John Murray has made a novel by Shahnaz Ahsan its lead fiction debut for 2020, after publisher Mark Richards met her at a writers’ pitching event.
Richards snapped up world rights to Hashim & Family from Lucy Luck at C&W – who also met Ahsan at the same venue. The novel will be published in £14.99 hardback in April 2020 with a cover design by Jon Gray.
Hashim & Family is an epic story of two cousins as they emigrate to Britain, following their lives over the next two decades as they encounter racism and struggle to integrate into the UK, while upheaval in their homeland of East Pakistan causes them to question where they belong.
Its synopsis explains: “The novel opens on New Year’s Eve 1959, as Hashim arrives in Manchester from East Pakistan to join his cousin Rofikul. It follows them and their wives Munira and Helen over the next twenty years as they make their way in the new country – cold, often unfriendly and sometimes worse, but sometimes capable of showing great warmth – and as the births and deaths in their own families start to find their echo in the painful birth of a new country, Bangladesh.”
Explaining how the deal came about, Richards said: "On a January evening two and a half years ago I went to talk to a group of writers about their novels. I was, I’ll admit, somewhat reluctant to go; it was cold and dark, and the last thing I wanted to do was get on a train and spend the evening far away from my sofa. But I’m extremely glad that I did, because among the writers that night was Shahnaz Ahsan.
“Her extraordinarily assured first novel Hashim & Family deals with the biggest of issues – immigration, racism, nationalism, and the meaning and pull of home – but it is a novel always rooted in the lives of its characters, and by the end they feel like people you too have known, and cared for, for 20 years.”

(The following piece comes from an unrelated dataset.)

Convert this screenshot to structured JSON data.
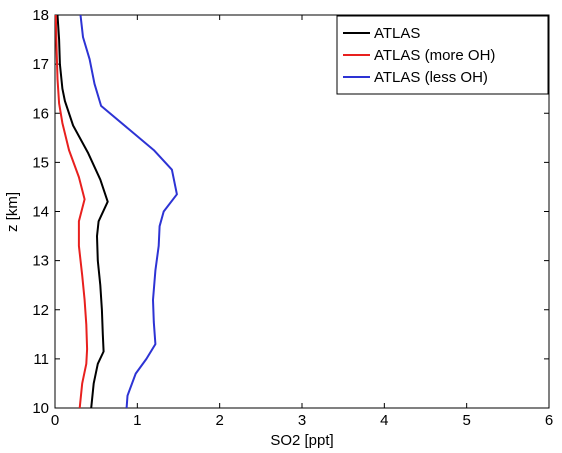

Ahsan said: “My grandparents were the bravest people I have ever known. Leaving behind the only home they had ever known, they travelled thousands of miles to Britain to start a new life. Hashim & Family is a story of their generation: their sacrifices and their struggles. And in the current climate of hostility towards migrants in the West, it is crucial that the stories of these families are told and celebrated.”